The art exhibition will run from Thursday, April 23 to Sunday, July 19, giving all participating artists a chance to display their projects inside the renovated, but historic landmark.
Along with the exhibit, No Longer Empty will also host public programs and activities, adding up to an estimated 20 events in the three-month span.
Some of these events will include Bronx Fashion Week on Saturday, May 9 (time TBA) and the Teens Curate Teens exhibition opening and Teen Day from 1 to 7 p.m. on Saturday, May 16. An Urban Gardening Workshop was held on Saturday, April 25. All events are free and open to the public.
The courthouse will also host other events, including the New York Public Library Community Oral History Project, which will be an evening of dance and performance with the Bronx Academy of Arts, as well as walking tours by Ed Garcia Conde, founder and editor of Welcome2TheBronx. The dates and times of these two events have yet to be announced.
In collaboration with the South Bronx Overall Economic Development Corporation and the Bronx Music Heritage Center, along with other community partners, No Longer Empty has successfully reopened and restored the courthouse after its doors and windows were sealed 37 years ago.
In February, the organization received a Neighborhood Challenge Initiative grant of $60,000 to put towards the courthouse.
“The process of putting up this show, as always with our projects, is one of collaboration – with the artists, with the site and with local, cultural and community organizations as well as educators,” said Naomi Hersson Ringskog, executive director of No Longer Empty.
“For the residents of the neighborhood, this building is a very familiar landmark they have passed by daily for years without entering and we (No Longer Empty), along with our collaborators, are excited to give them an opportunity to see the interior of the (Old Bronx Borough) courthouse that has been closed to the public for so long,” she added.
The four-story, Beaux-Arts style courthouse was constructed between 1905 and 1914 by architects Michael John Garvin and Oscar Florianus Bluemner.
However, after the population of the Bronx nearly doubled between 1920 and 1930, the courthouse was deemed inadequate for the increase in court cases due to the growing population, as it was originally intended to house just the Supreme Court.

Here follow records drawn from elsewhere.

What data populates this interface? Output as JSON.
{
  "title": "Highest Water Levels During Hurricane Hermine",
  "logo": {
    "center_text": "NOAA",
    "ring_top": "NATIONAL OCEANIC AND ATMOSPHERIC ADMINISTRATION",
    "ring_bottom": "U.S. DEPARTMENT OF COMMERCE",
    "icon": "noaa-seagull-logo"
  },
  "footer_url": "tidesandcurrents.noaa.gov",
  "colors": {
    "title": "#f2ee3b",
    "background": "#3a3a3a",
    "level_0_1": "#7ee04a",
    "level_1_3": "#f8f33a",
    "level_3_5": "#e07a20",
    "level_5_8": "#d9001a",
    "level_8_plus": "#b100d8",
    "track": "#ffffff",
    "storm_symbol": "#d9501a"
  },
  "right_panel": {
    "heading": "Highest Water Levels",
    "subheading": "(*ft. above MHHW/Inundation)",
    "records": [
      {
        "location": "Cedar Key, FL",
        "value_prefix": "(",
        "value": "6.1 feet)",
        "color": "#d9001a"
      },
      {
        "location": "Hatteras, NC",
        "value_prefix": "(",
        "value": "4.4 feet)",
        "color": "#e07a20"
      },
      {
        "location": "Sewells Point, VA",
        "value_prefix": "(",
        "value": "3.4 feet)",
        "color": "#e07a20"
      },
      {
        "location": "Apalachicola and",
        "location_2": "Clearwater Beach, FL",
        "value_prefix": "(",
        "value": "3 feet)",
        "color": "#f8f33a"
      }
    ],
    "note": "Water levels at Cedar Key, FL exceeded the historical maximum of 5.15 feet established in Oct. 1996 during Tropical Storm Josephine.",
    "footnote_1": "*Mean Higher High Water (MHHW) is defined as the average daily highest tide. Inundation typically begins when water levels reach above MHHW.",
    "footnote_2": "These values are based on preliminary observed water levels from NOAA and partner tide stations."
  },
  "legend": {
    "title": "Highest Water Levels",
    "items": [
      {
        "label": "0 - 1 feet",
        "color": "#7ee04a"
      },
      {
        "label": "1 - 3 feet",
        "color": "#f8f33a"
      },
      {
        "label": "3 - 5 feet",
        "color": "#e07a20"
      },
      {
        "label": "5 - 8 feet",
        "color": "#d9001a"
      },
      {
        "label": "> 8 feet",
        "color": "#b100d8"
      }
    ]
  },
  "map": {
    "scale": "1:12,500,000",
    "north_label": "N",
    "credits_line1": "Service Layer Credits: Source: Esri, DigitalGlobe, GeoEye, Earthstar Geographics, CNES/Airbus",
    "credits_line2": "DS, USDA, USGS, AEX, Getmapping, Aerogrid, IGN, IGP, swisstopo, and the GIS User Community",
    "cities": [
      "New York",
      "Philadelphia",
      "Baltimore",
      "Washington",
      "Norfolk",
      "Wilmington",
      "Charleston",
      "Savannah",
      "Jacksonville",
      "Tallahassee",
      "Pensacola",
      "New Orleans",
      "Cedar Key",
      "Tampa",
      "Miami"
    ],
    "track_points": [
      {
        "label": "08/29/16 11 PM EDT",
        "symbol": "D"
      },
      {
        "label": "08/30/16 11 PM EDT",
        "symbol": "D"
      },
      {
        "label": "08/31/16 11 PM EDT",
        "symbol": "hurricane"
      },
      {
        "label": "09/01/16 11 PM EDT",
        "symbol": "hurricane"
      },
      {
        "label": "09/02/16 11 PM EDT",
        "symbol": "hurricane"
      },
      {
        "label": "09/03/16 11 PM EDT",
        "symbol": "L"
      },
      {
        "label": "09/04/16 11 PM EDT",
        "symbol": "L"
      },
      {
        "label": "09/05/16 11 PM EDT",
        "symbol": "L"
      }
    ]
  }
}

The Surrogate’s Court was moved to the Bronx Supreme Courthouse, located at 851 Grand Concourse and East 161st Street, shortly after it was completed in 1934, which left only the Criminal Court in the Old Bronx Borough Courthouse. It housed the Criminal Court until the early 1970’s, when the building went into decline.
Its doors and windows were officially sealed in 1977. in 1981 it was landmarked and eventually become storage space for public art.
Thanks to No Longer Empty and other community partners, artwork in the Old Bronx Borough Courthouse will not be stored away. Instead, the courthouse will proudly display the artwork from some of New York’s best artists in a historic setting.